Yes, and X-rays help differentiate them. Gum recession can expose more of a tooth that is already present, making it look like a tooth is “coming in,” while orthodontic shifting can change the visible position too. Adults usually do not get new permanent incisors erupting, so “coming in” is often a visibility or movement issue rather than eruption.

If the cause is fixed, how long should we expect before the permanent front tooth starts moving again?

Sometimes, but it depends on the underlying cause. If the delay is from lack of space or a retained baby tooth, removing the obstacle can allow eruption to resume over subsequent months. If it is due to an impacted tooth, the plan may involve orthodontics and, in some cases, surgical exposure rather than waiting alone.

My child has a bump on the gum where the tooth should be. Does that mean it will erupt soon?

Do not rely on a “palpable bump” as confirmation. A tooth can be felt under the gum yet still be impacted, positioned oddly, or blocked by another structure. Dentists consider the exact age milestone and use imaging to see the tooth’s location and whether anything is preventing its path.

How are supernumerary (extra) teeth versus congenitally missing teeth handled when eruption is delayed?

Missing or extra teeth can affect timing differently. A supernumerary tooth often causes asymmetric eruption (one side appears, the other does not) and may need removal. Congenital absence means the tooth never formed, so “waiting for it to grow in” will not change anything and the dentist will discuss options for replacement planning.

After a baby front tooth injury, when should we follow up to watch the permanent tooth development?

If the delay is linked to trauma of a primary incisor, the monitoring timeline matters. Follow-up is typically recommended around 6 to 8 weeks after a significant injury, then again as the child approaches around age 6 to assess the developing permanent successor.

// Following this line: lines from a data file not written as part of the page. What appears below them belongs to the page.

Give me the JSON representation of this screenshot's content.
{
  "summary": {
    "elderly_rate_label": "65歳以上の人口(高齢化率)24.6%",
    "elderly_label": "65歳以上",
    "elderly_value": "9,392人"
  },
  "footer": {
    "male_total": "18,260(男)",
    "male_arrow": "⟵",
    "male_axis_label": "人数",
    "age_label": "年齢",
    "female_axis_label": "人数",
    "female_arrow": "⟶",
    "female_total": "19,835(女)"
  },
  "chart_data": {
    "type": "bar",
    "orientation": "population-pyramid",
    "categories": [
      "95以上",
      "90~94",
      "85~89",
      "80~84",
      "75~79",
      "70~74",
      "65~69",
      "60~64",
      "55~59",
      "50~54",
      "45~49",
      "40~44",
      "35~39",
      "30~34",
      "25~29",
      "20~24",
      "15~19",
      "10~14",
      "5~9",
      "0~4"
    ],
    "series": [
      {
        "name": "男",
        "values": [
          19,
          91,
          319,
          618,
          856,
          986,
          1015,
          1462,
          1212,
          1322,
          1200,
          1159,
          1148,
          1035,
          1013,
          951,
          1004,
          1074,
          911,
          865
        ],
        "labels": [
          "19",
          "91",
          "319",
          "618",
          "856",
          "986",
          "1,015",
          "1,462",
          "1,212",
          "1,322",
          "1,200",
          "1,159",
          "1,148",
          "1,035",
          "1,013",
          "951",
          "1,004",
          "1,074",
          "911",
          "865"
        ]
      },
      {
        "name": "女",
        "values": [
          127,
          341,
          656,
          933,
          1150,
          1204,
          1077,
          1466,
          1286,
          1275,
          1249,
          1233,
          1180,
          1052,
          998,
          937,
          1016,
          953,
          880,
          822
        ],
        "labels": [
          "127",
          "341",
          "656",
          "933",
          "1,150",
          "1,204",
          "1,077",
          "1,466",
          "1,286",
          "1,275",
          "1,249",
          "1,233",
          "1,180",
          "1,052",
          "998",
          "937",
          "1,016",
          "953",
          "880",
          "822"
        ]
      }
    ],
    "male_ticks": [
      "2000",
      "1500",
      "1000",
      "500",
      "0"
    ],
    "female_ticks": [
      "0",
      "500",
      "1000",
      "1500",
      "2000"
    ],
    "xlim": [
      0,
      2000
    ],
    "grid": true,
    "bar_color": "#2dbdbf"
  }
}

Can orthodontics or other treatment speed up eruption, or is “waiting” the only option?

Yes, but it is case dependent and should not be attempted as a home fix. For example, if crowding is the reason, treatment might include spacing strategies orthodontically. If a retained baby tooth is blocking eruption, extraction of the retained tooth may be the key step. Your dentist can determine which approach matches the cause on X-ray.

What symptoms besides “not showing yet” should make us seek care sooner?

Avoid assuming any red or swollen area automatically means infection, but do pay attention to persistent pain, swelling, or a draining spot near the incisor area. These can signal issues like an inflammatory problem around an impacted tooth, and they warrant earlier evaluation rather than waiting for eruption.

Will brushing, flossing, or specific home care actually make a delayed front tooth come in faster?

Good oral hygiene does not speed eruption directly, but it reduces inflammation and helps you avoid complicating problems like decay or gum irritation around the eruption path. Keeping regular checkups is still the most practical way to catch obstacles early and prevent delays from becoming more complex.

Once the permanent incisor starts breaking through, how long until it looks fully grown in?

In most cases, the first sign of a permanent incisor is gradual crown emergence, with noticeable movement over weeks. However, full eruption to match neighboring teeth commonly takes 1 to 3 months after it starts, and root development continues for years, so the tooth may look “in” well before it is fully developed.